高圧力の利用により,食品高圧加工が実現した。非熱的操作により,微生物不活性化以外に,貝類・甲殻類の開脱殻,液体含浸,生体高分子(蛋白質,澱粉等)の変性等が可能である。食品加工での用途は,微生物不活性化が主で,細菌が対象となることが多い。熱による化学変化が抑制され,密度が最大化する操作であり,分子クラウディング,蛋白質・膜・DNAの構造変化,酸化ストレス等が影響因子として挙げられる。高圧処理で微生物を不活性化する際には,高圧加工独自の視点が必要である。高圧損傷後の回復,低温高圧処理の殺菌効果,中高圧処理による静菌効果の活用,独特な芽胞の不活性化手法,真菌類(黴,酵母)・ウイルス・寄生虫への効果にそれぞれ留意して,技術を有効に活用する必要がある。
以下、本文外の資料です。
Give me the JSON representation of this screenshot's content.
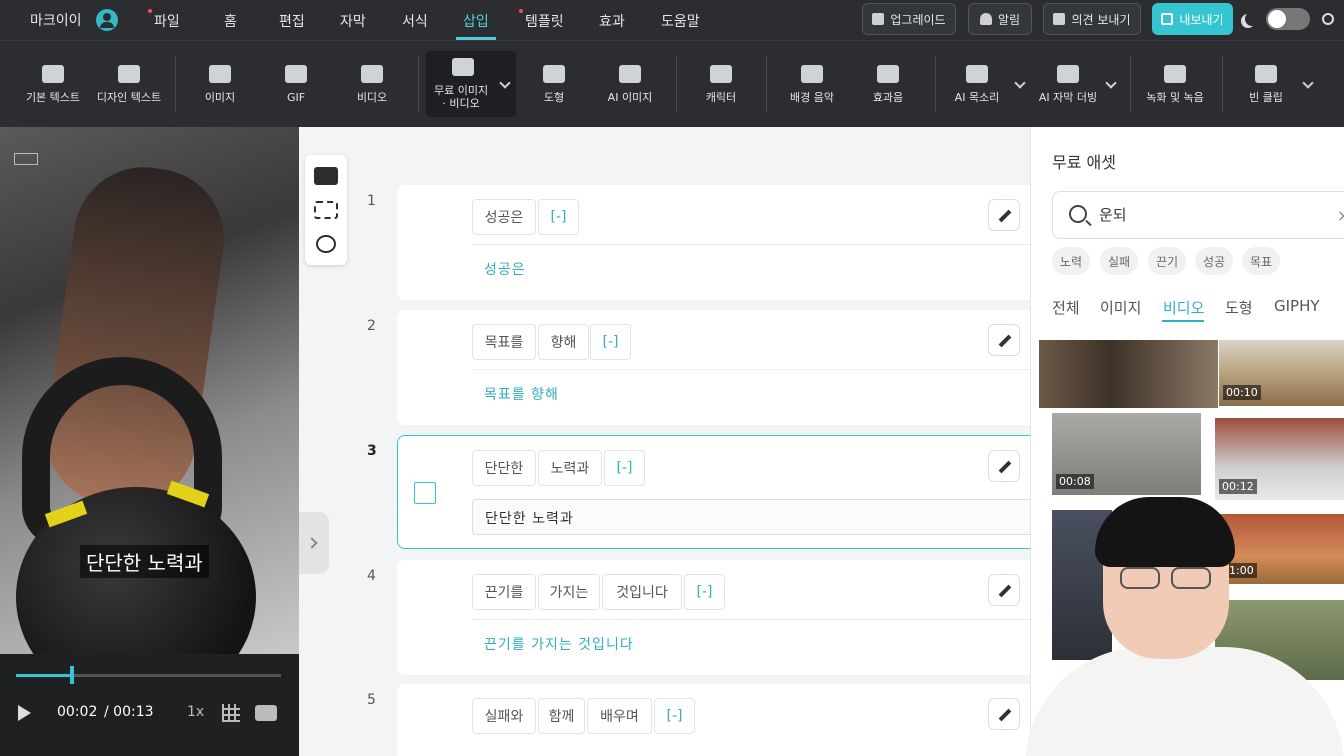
{
  "app": {
    "brand": "마크이이"
  },
  "menu": [
    {
      "label": "파일",
      "dot": true
    },
    {
      "label": "홈",
      "dot": false
    },
    {
      "label": "편집",
      "dot": false
    },
    {
      "label": "자막",
      "dot": false
    },
    {
      "label": "서식",
      "dot": false
    },
    {
      "label": "삽입",
      "dot": false,
      "active": true
    },
    {
      "label": "템플릿",
      "dot": true
    },
    {
      "label": "효과",
      "dot": false
    },
    {
      "label": "도움말",
      "dot": false
    }
  ],
  "top_buttons": {
    "upgrade": "업그레이드",
    "alarm": "알림",
    "feedback": "의견 보내기",
    "export": "내보내기"
  },
  "toolbar": [
    {
      "label": "기본 텍스트",
      "icon": "text-icon"
    },
    {
      "label": "디자인 텍스트",
      "icon": "design-text-icon"
    },
    {
      "label": "이미지",
      "icon": "image-icon"
    },
    {
      "label": "GIF",
      "icon": "gif-icon"
    },
    {
      "label": "비디오",
      "icon": "video-icon"
    },
    {
      "label": "무료 이미지\n· 비디오",
      "icon": "free-asset-icon",
      "active": true
    },
    {
      "label": "도형",
      "icon": "shape-icon"
    },
    {
      "label": "AI 이미지",
      "icon": "ai-image-icon"
    },
    {
      "label": "캐릭터",
      "icon": "character-icon"
    },
    {
      "label": "배경 음악",
      "icon": "music-icon"
    },
    {
      "label": "효과음",
      "icon": "sound-effect-icon"
    },
    {
      "label": "AI 목소리",
      "icon": "ai-voice-icon"
    },
    {
      "label": "AI 자막 더빙",
      "icon": "ai-dubbing-icon"
    },
    {
      "label": "녹화 및 녹음",
      "icon": "record-icon"
    },
    {
      "label": "빈 클립",
      "icon": "blank-clip-icon"
    }
  ],
  "preview": {
    "subtitle": "단단한 노력과",
    "time_current": "00:02",
    "time_total": "/ 00:13",
    "speed": "1x",
    "progress": 0.21
  },
  "script_rows": [
    {
      "num": "1",
      "chips": [
        "성공은",
        "[-]"
      ],
      "text": "성공은"
    },
    {
      "num": "2",
      "chips": [
        "목표를",
        "향해",
        "[-]"
      ],
      "text": "목표를 향해"
    },
    {
      "num": "3",
      "chips": [
        "단단한",
        "노력과",
        "[-]"
      ],
      "text": "단단한 노력과",
      "selected": true
    },
    {
      "num": "4",
      "chips": [
        "끈기를",
        "가지는",
        "것입니다",
        "[-]"
      ],
      "text": "끈기를 가지는 것입니다"
    },
    {
      "num": "5",
      "chips": [
        "실패와",
        "함께",
        "배우며",
        "[-]"
      ],
      "text": ""
    }
  ],
  "asset_panel": {
    "title": "무료 애셋",
    "search_value": "운되",
    "clear": "×",
    "tags": [
      "노력",
      "실패",
      "끈기",
      "성공",
      "목표"
    ],
    "tabs": [
      "전체",
      "이미지",
      "비디오",
      "도형",
      "GIPHY"
    ],
    "active_tab": "비디오",
    "thumbnails": [
      {
        "duration": ""
      },
      {
        "duration": "00:10"
      },
      {
        "duration": "00:08"
      },
      {
        "duration": "00:12"
      },
      {
        "duration": ""
      },
      {
        "duration": "01:00"
      },
      {
        "duration": ""
      }
    ]
  },
  "colors": {
    "accent": "#35c5d0",
    "toolbar_bg": "#2b2d31",
    "selected_border": "#35c5d0"
  }
}
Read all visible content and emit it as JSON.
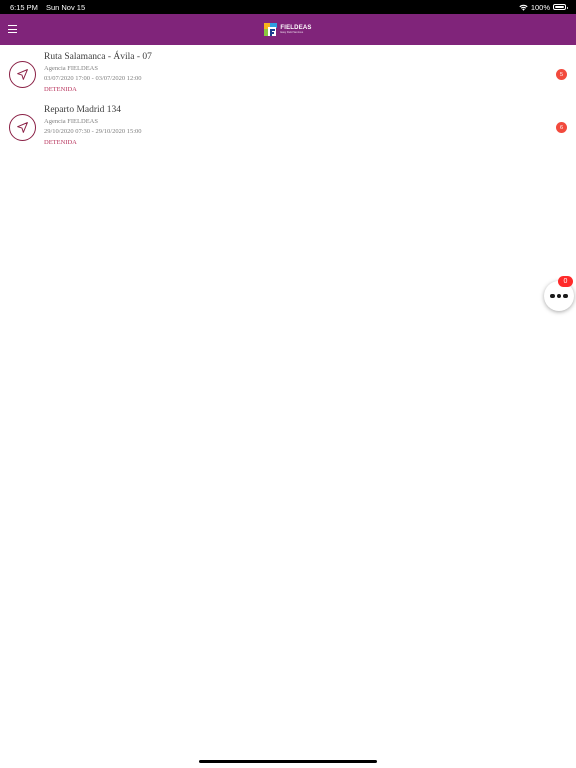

食品高圧加工に関する日本での技術普及は,十分とは言い難いが,公正な貿易の推進の観点から,日本での態勢構築が急務である。

Key words:
High hydrostatic pressure(高圧力)/Nonthermal pasteurization(非熱的殺菌)/Injury(損傷)/Inactivation(不活性化)/Molecular mechanisms(分子機構).